If an investor does not understand the financials, they should not invest simply because of a higher yield, as higher interest rates come with higher perceived risks. It is simply another mechanism to build a fully functioning bond market. Investors just need a degree of financial literacy when dealing with secured or unsecured bonds to avoid scams.

– Regarding the ‘Regulatory Sandbox’ becoming permanent: what specific instruments do you expect to see there first? And how will the ability to trade international securities locally change the behavior of Uzbek investors?”

– I believe the government is trying to mirror Kazakhstan by offering depository receipts for these types of companies. The problem is that while everyone in developing countries wants to own shares in Netflix, Amazon, Google, Microsoft and Tesla, these are not necessarily the best companies to own.

Buying something just because it has gone up over the past ten years is not a sound investment strategy, and many of these tech companies are currently overpriced.

I would actually prefer to see a broader range of foreign companies listed. Focusing solely on the tech sector because it is popular could lead to a misallocation of capital. However, because there is such strong global demand to invest in American tech businesses, local investors will certainly buy them.

– If you had to pick just one provision from Decree No. 254, which one do you consider the biggest ‘breakthrough’ that will yield the most impact by 2030?”

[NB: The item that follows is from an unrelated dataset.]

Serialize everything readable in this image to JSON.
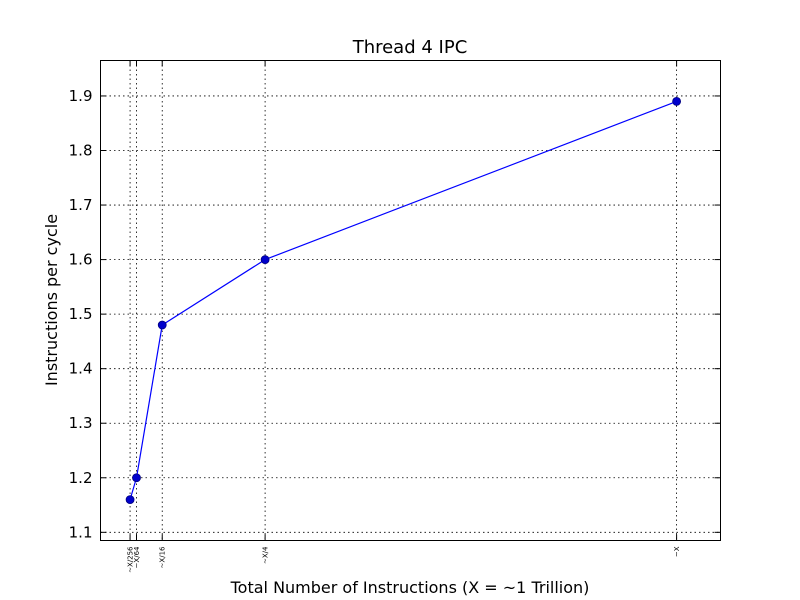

– The permanence of the sandbox is a massive deal because it finally allows foreign brokers and custodians to enter the market. To stimulate private sector growth and create jobs, companies need a cheaper form of financing than the extreme interest rates currently offered by local banks. This cheaper financing needs to come from the capital markets through stocks and bonds.

Currently, there is a huge amount of foreign capital waiting to enter the market, but the lack of an easy entry method and attractive stock or bond offerings has kept it away. The sandbox resolves this chicken-and-egg situation by making it easier for foreign investors to open brokerage accounts.

This provision alone will drive a flow of capital that could easily make the Uzbek capital markets the largest in all of Central Asia, supplanting Kazakhstan, well before 2030.